Entanglement theory with limited computational resources
Lorenzo Leone, Jacopo Rizzo, Jens Eisert, Sofiene Jerbi
TL;DR
This work reframes entanglement theory under computational constraints, showing that the von Neumann entropy loses operational meaning when LOCC must be polynomial-time computable, and that the min-entropy $S_{\min}$ becomes the key determinant of accessible entanglement. It introduces computational distillable entanglement $\hat{E}_{D}^{(k)}$ and computational entanglement cost $\hat{E}_{C}^{(k)}$ for bipartite pure states, and proves a sharp separation from standard information-theoretic rates via state-agnostic and state-aware scenarios.
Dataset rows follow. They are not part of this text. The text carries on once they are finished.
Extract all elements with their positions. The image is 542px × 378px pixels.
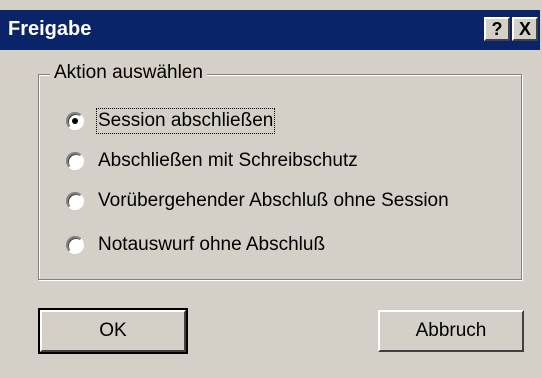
radio-label: Notauswurf ohne Abschluß xyxy=(98,234,326,255)
window-title: Freigabe xyxy=(8,18,92,40)
radio-option-schreibschutz[interactable]: Abschließen mit Schreibschutz xyxy=(66,150,358,172)
title-bar[interactable]: Freigabe ? X xyxy=(0,10,540,50)
radio-icon[interactable] xyxy=(66,236,84,254)
radio-selected-icon[interactable] xyxy=(66,112,84,130)
group-label: Aktion auswählen xyxy=(50,62,207,84)
close-button[interactable]: X xyxy=(512,17,538,41)
radio-icon[interactable] xyxy=(66,192,84,210)
radio-label: Session abschließen xyxy=(95,108,276,134)
radio-label: Abschließen mit Schreibschutz xyxy=(98,150,358,171)
radio-option-notauswurf[interactable]: Notauswurf ohne Abschluß xyxy=(66,234,325,256)
radio-dot-icon xyxy=(72,118,78,124)
help-button[interactable]: ? xyxy=(484,17,510,41)
dialog-window: Freigabe ? X Aktion auswählen Session ab… xyxy=(0,0,542,378)
cancel-button[interactable]: Abbruch xyxy=(378,310,524,352)
radio-label: Vorübergehender Abschluß ohne Session xyxy=(98,190,449,211)
radio-option-voruebergehend[interactable]: Vorübergehender Abschluß ohne Session xyxy=(66,190,449,212)
radio-option-session-abschliessen[interactable]: Session abschließen xyxy=(66,108,276,134)
ok-button[interactable]: OK xyxy=(38,308,188,354)
radio-icon[interactable] xyxy=(66,152,84,170)
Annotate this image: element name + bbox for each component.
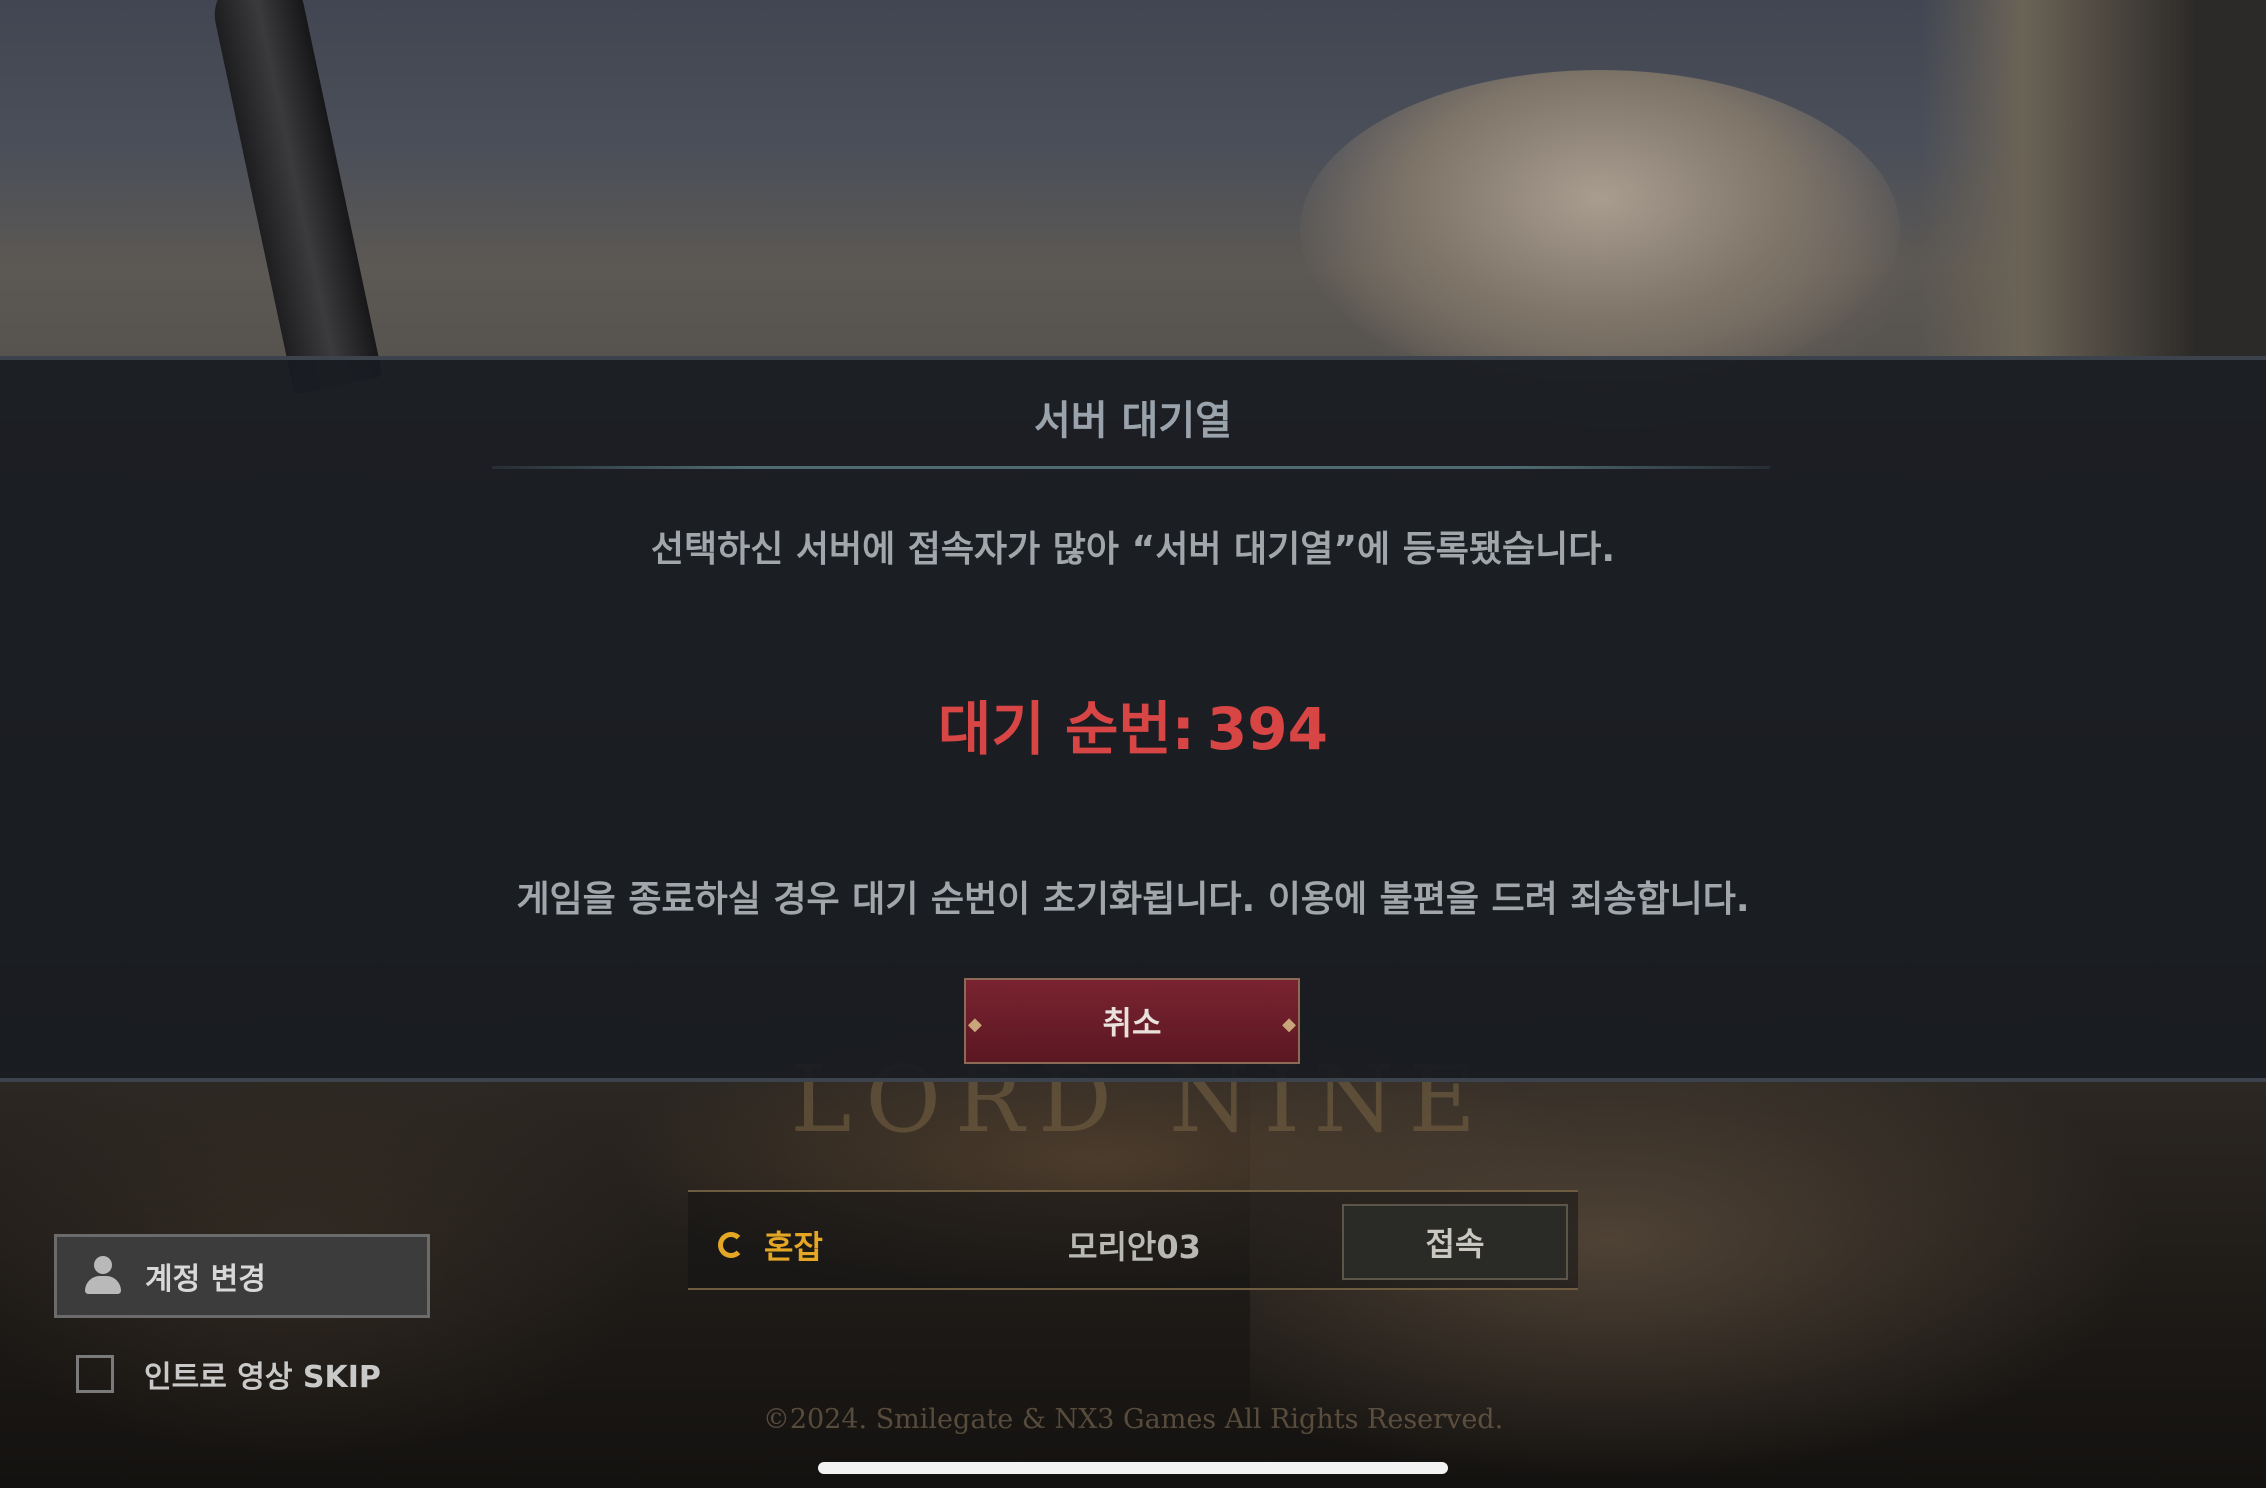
queue-position: 대기 순번: 394 [0,682,2266,766]
cancel-button-label: 취소 [1102,1004,1162,1042]
ornament-left-icon: ◆ [968,1014,982,1035]
queue-label: 대기 순번: [938,695,1195,763]
queue-note: 게임을 종료하실 경우 대기 순번이 초기화됩니다. 이용에 불편을 드려 죄송… [516,879,1750,920]
server-status-label: 혼잡 [764,1228,823,1266]
server-status: 혼잡 [718,1222,823,1268]
change-account-button[interactable]: 계정 변경 [54,1234,430,1318]
user-icon [83,1254,123,1298]
scenery-artwork [1920,0,2266,360]
home-indicator[interactable] [818,1462,1448,1474]
sword-artwork [207,0,383,395]
cancel-button[interactable]: ◆ 취소 ◆ [964,978,1300,1064]
queue-number: 394 [1206,695,1328,763]
copyright-text: ©2024. Smilegate & NX3 Games All Rights … [762,1404,1504,1435]
dialog-title: 서버 대기열 [1034,398,1232,444]
character-artwork [1300,70,1900,390]
server-select-bar: 혼잡 모리안03 접속 [688,1190,1578,1290]
connect-button[interactable]: 접속 [1342,1204,1568,1280]
congestion-icon [718,1232,744,1258]
server-queue-dialog: 서버 대기열 선택하신 서버에 접속자가 많아 “서버 대기열”에 등록됐습니다… [0,356,2266,1082]
title-divider [492,466,1770,469]
intro-skip-option: 인트로 영상 SKIP [76,1352,381,1396]
change-account-label: 계정 변경 [145,1262,266,1297]
ornament-right-icon: ◆ [1282,1014,1296,1035]
server-name[interactable]: 모리안03 [1068,1222,1201,1268]
queue-message: 선택하신 서버에 접속자가 많아 “서버 대기열”에 등록됐습니다. [650,529,1616,570]
intro-skip-checkbox[interactable] [76,1355,114,1393]
intro-skip-label[interactable]: 인트로 영상 SKIP [144,1352,381,1396]
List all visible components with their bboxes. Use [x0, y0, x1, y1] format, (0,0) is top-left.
A central technical advance is the construction of pseudoentangled Haar-subsystem states and a Schur-Weyl/Schur-transform based distillation protocol that achieves $\min\{\Theta(S_{\min}),\Theta(\log k)\}$ and remains robust for near-i.i.d. inputs, while showing that entanglement dilution can require $\tilde{\Omega}(n)$ ebits in the worst case, even for tiny $S_{1}$. The authors further develop sample-complexity bounds for entropy estimation and LOCC tomography, including a distillation-through-learning approach that enables LOCC tomography with only linear overhead, thereby linking learning theory to entanglement manipulation under computational limits. Together, these results establish a novel computational resource framework for quantum information, with implications for state compression, tomography, and the fundamental limits of quantum resource theories under realistic computational constraints.
Abstract
The precise quantification of the ultimate efficiency in manipulating quantum resources lies at the core of quantum information theory. However, purely information-theoretic measures fail to capture the actual computational complexity involved in performing certain tasks. In this work, we rigorously address this issue within the realm of entanglement theory, a cornerstone of quantum information science. We consider two key figures of merit: the computational distillable entanglement and the computational entanglement cost, quantifying the optimal rate of entangled bits (ebits) that can be extracted from or used to dilute many identical copies of $n$-qubit bipartite pure states, using computationally efficient local operations and classical communication (LOCC). We demonstrate that computational entanglement measures diverge significantly from their information-theoretic counterparts. While the von Neumann entropy captures information-theoretic rates for pure-state transformations, we show that under computational constraints, the min-entropy instead governs optimal entanglement distillation. Meanwhile, efficient entanglement dilution incurs in a major cost, requiring maximal $(\tildeΩ(n))$ ebits even for nearly unentangled states. Surprisingly, in the worst-case scenario, even if an efficient description of the state exists and is fully known, one gains no advantage over state-agnostic protocols. Our results establish a stark, maximal separation of $\tildeΩ(n)$ vs. $o(1)$ between computational and information-theoretic entanglement measures. Finally, our findings yield new sample-complexity bounds for measuring and testing the von Neumann entropy, fundamental limits on efficient state compression, and efficient LOCC tomography protocols.